2006-07-05 00:05:53 | 日記・エッセイ・コラム・メモ

ケインズ理論の考え方

 政府が財政政策によって、経済安定化のために景気を調整するというのが基本的な考え方。

 総需要が不足し、失業者が増加している状態ならば政府がその不足分を財政支出によって補うことができるとする。公共事業によって例えば、社会資本(インフラ・・・道路、空港、港湾、ダム、発電所など)の開発・整備を行うと、外部経済効果により、投資加速が増加する。同時に、有効需要(雇用)が創出され、非自発的失業者(能力・やる気はあるが職がない人)は減少する。その結果、個人・企業の消費・投資意欲は回復し、乗数効果によって、国民所得の増加に伴い、税収も増え、財政収支は均衡点に戻る。

 反対に、景気が過熱状態(インフレ懸念)のときは歳出を減らし、公共事業の執行を延期するなどして、総需要を抑えればよい、というのがケインズ理論である。

 1930年代、ニューヨーク発の投機による株式市場の大暴落で、世界同時大不況時に、アメリカ大統領フランクリン・ローズベルトによってTVA(テネシー・バレー・オーソリティ)テネシー渓谷開発公社という大規模な公共事業が行われ、ケインズ理論は実践される。その後、各国が採用する政策手段となる。それまで、新古典派・市場原理主義が主流派だったにもかかわらず。

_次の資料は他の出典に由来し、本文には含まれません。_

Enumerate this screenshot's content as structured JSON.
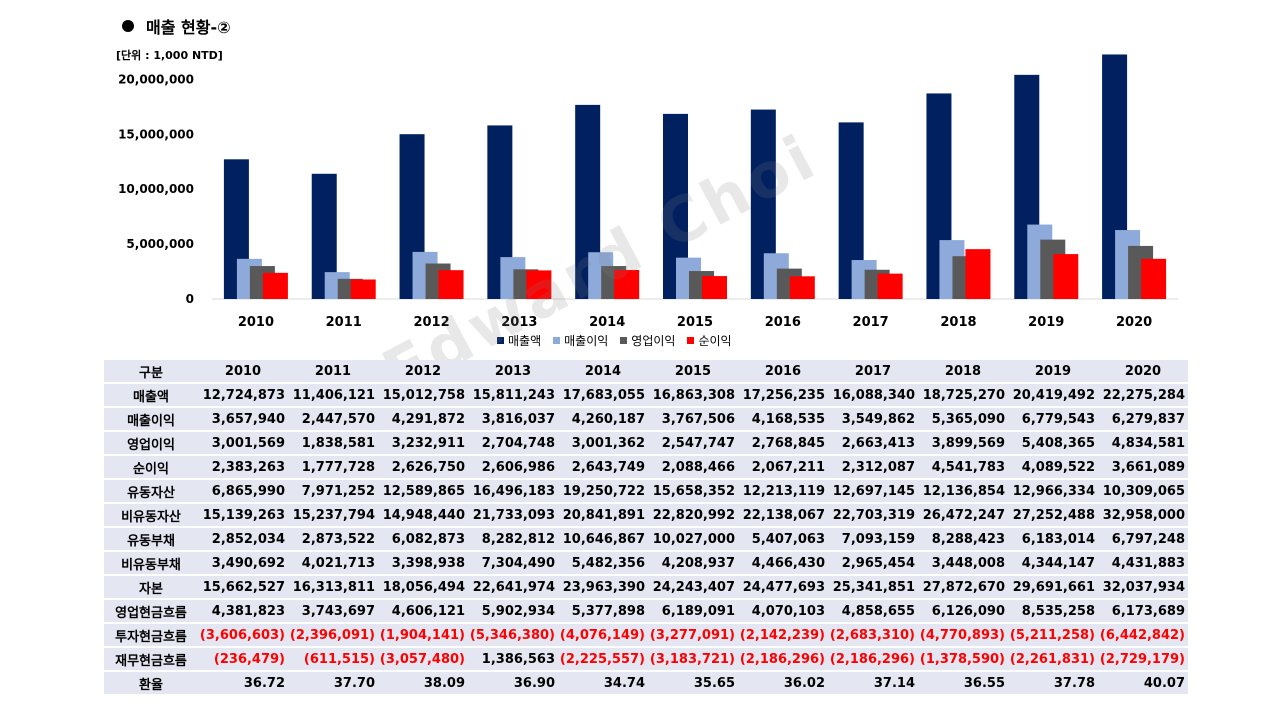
{
  "title": "매출 현황-②",
  "unit": "[단위 : 1,000 NTD]",
  "watermark": "Edward Choi",
  "colors": {
    "매출액": "#002060",
    "매출이익": "#8eaadb",
    "영업이익": "#595959",
    "순이익": "#ff0000",
    "table_bg": "#e4e7f2",
    "negative": "#ff0000"
  },
  "chart_data": {
    "type": "bar",
    "categories": [
      "2010",
      "2011",
      "2012",
      "2013",
      "2014",
      "2015",
      "2016",
      "2017",
      "2018",
      "2019",
      "2020"
    ],
    "ylim": [
      0,
      22500000
    ],
    "yticks": [
      0,
      5000000,
      10000000,
      15000000,
      20000000
    ],
    "ytick_labels": [
      "0",
      "5,000,000",
      "10,000,000",
      "15,000,000",
      "20,000,000"
    ],
    "legend_position": "bottom",
    "grid": false,
    "series": [
      {
        "name": "매출액",
        "values": [
          12724873,
          11406121,
          15012758,
          15811243,
          17683055,
          16863308,
          17256235,
          16088340,
          18725270,
          20419492,
          22275284
        ]
      },
      {
        "name": "매출이익",
        "values": [
          3657940,
          2447570,
          4291872,
          3816037,
          4260187,
          3767506,
          4168535,
          3549862,
          5365090,
          6779543,
          6279837
        ]
      },
      {
        "name": "영업이익",
        "values": [
          3001569,
          1838581,
          3232911,
          2704748,
          3001362,
          2547747,
          2768845,
          2663413,
          3899569,
          5408365,
          4834581
        ]
      },
      {
        "name": "순이익",
        "values": [
          2383263,
          1777728,
          2626750,
          2606986,
          2643749,
          2088466,
          2067211,
          2312087,
          4541783,
          4089522,
          3661089
        ]
      }
    ]
  },
  "table": {
    "header": [
      "구분",
      "2010",
      "2011",
      "2012",
      "2013",
      "2014",
      "2015",
      "2016",
      "2017",
      "2018",
      "2019",
      "2020"
    ],
    "rows": [
      {
        "label": "매출액",
        "values": [
          "12,724,873",
          "11,406,121",
          "15,012,758",
          "15,811,243",
          "17,683,055",
          "16,863,308",
          "17,256,235",
          "16,088,340",
          "18,725,270",
          "20,419,492",
          "22,275,284"
        ]
      },
      {
        "label": "매출이익",
        "values": [
          "3,657,940",
          "2,447,570",
          "4,291,872",
          "3,816,037",
          "4,260,187",
          "3,767,506",
          "4,168,535",
          "3,549,862",
          "5,365,090",
          "6,779,543",
          "6,279,837"
        ]
      },
      {
        "label": "영업이익",
        "values": [
          "3,001,569",
          "1,838,581",
          "3,232,911",
          "2,704,748",
          "3,001,362",
          "2,547,747",
          "2,768,845",
          "2,663,413",
          "3,899,569",
          "5,408,365",
          "4,834,581"
        ]
      },
      {
        "label": "순이익",
        "values": [
          "2,383,263",
          "1,777,728",
          "2,626,750",
          "2,606,986",
          "2,643,749",
          "2,088,466",
          "2,067,211",
          "2,312,087",
          "4,541,783",
          "4,089,522",
          "3,661,089"
        ]
      },
      {
        "label": "유동자산",
        "values": [
          "6,865,990",
          "7,971,252",
          "12,589,865",
          "16,496,183",
          "19,250,722",
          "15,658,352",
          "12,213,119",
          "12,697,145",
          "12,136,854",
          "12,966,334",
          "10,309,065"
        ]
      },
      {
        "label": "비유동자산",
        "values": [
          "15,139,263",
          "15,237,794",
          "14,948,440",
          "21,733,093",
          "20,841,891",
          "22,820,992",
          "22,138,067",
          "22,703,319",
          "26,472,247",
          "27,252,488",
          "32,958,000"
        ]
      },
      {
        "label": "유동부채",
        "values": [
          "2,852,034",
          "2,873,522",
          "6,082,873",
          "8,282,812",
          "10,646,867",
          "10,027,000",
          "5,407,063",
          "7,093,159",
          "8,288,423",
          "6,183,014",
          "6,797,248"
        ]
      },
      {
        "label": "비유동부채",
        "values": [
          "3,490,692",
          "4,021,713",
          "3,398,938",
          "7,304,490",
          "5,482,356",
          "4,208,937",
          "4,466,430",
          "2,965,454",
          "3,448,008",
          "4,344,147",
          "4,431,883"
        ]
      },
      {
        "label": "자본",
        "values": [
          "15,662,527",
          "16,313,811",
          "18,056,494",
          "22,641,974",
          "23,963,390",
          "24,243,407",
          "24,477,693",
          "25,341,851",
          "27,872,670",
          "29,691,661",
          "32,037,934"
        ]
      },
      {
        "label": "영업현금흐름",
        "values": [
          "4,381,823",
          "3,743,697",
          "4,606,121",
          "5,902,934",
          "5,377,898",
          "6,189,091",
          "4,070,103",
          "4,858,655",
          "6,126,090",
          "8,535,258",
          "6,173,689"
        ]
      },
      {
        "label": "투자현금흐름",
        "values": [
          "(3,606,603)",
          "(2,396,091)",
          "(1,904,141)",
          "(5,346,380)",
          "(4,076,149)",
          "(3,277,091)",
          "(2,142,239)",
          "(2,683,310)",
          "(4,770,893)",
          "(5,211,258)",
          "(6,442,842)"
        ]
      },
      {
        "label": "재무현금흐름",
        "values": [
          "(236,479)",
          "(611,515)",
          "(3,057,480)",
          "1,386,563",
          "(2,225,557)",
          "(3,183,721)",
          "(2,186,296)",
          "(2,186,296)",
          "(1,378,590)",
          "(2,261,831)",
          "(2,729,179)"
        ]
      },
      {
        "label": "환율",
        "values": [
          "36.72",
          "37.70",
          "38.09",
          "36.90",
          "34.74",
          "35.65",
          "36.02",
          "37.14",
          "36.55",
          "37.78",
          "40.07"
        ]
      }
    ]
  }
}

 しかし、1970年代、世界各国がオイルショックによりスタグフレーション(不況+インフレ)という最悪な経済状況に陥るとケインズ政策(フィシカル・ポリシー)では解決しきれず、代わりに再び「政府は経済には介入するな」と主張するマネタリストが台頭し、財政政策に代わって金融政策(金利+マネーサプライ)による経済安定化の有効性が注目を集めるようになる。

 ところが、さらに現在のように資金や企業(対外直接投資)、労働力や情報、資源がグローバル化(WTO加盟国拡大、FTA・EPA)によって世界中を流動化する超がつくほど複雑な状態になると、マクロ経済政策は有効性を持たなくなったしまい、経済問題の解決策というよりは、現象の説明を試みる道具に過ぎない状態となっている。そしてまた政治家が顔を出し始める。

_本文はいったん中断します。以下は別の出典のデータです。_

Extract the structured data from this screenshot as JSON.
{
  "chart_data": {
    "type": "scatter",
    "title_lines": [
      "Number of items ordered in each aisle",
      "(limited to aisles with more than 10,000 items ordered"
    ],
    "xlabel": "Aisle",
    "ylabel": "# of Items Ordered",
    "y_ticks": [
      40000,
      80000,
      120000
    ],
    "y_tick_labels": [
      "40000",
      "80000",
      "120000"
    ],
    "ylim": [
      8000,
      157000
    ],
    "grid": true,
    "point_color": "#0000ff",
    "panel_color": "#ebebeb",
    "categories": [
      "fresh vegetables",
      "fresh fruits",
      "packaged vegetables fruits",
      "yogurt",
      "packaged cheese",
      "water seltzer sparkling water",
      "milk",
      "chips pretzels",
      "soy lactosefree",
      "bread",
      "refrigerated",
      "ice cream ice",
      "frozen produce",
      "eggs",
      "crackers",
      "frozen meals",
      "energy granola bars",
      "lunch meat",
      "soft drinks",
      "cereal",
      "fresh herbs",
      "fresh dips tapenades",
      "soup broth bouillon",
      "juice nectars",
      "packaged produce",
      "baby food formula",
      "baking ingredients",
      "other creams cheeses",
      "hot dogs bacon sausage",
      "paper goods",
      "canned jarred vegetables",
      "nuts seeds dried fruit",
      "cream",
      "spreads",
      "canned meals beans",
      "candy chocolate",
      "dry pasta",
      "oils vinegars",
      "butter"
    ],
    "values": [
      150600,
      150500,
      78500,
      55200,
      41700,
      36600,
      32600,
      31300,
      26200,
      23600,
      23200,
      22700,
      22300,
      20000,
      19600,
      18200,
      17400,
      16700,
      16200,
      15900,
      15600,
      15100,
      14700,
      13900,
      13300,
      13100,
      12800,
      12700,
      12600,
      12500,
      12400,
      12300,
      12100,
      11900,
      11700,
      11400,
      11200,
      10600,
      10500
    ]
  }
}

 例えば、金利を上げても下げても、資金は証券投資の形で海外に流出してしまうことを考慮しなければならない。結果、何をしても意味をなさないという場合もあろう。

 企業は、輸出入するよりも更なる利益を求めて、関税や非関税障壁をかいくぐるために直接投資(進出国のルールに従い現地化する)によって国内企業と同じルールで進出国国内で競争し、その国で雇用を創出し、賃金を払い、財・サービスを提供し、税金を納めるのである。そして、その製品は母国に輸出される場合も多い。それは、その母国のグループ企業にも関らず、その母国の貿易収支を悪化させることにもなり、その母国の政治家は自国の産業を保護するために自国の企業が生産した商品に関税や非関税障壁をかけるという手段に走る。政治家は選挙で組織票を手に入れるために海外にわたった企業より自国の企業を守る(自分の利益になる)目的でそのような行為を行うのである。

マクロ経済は超複雑である。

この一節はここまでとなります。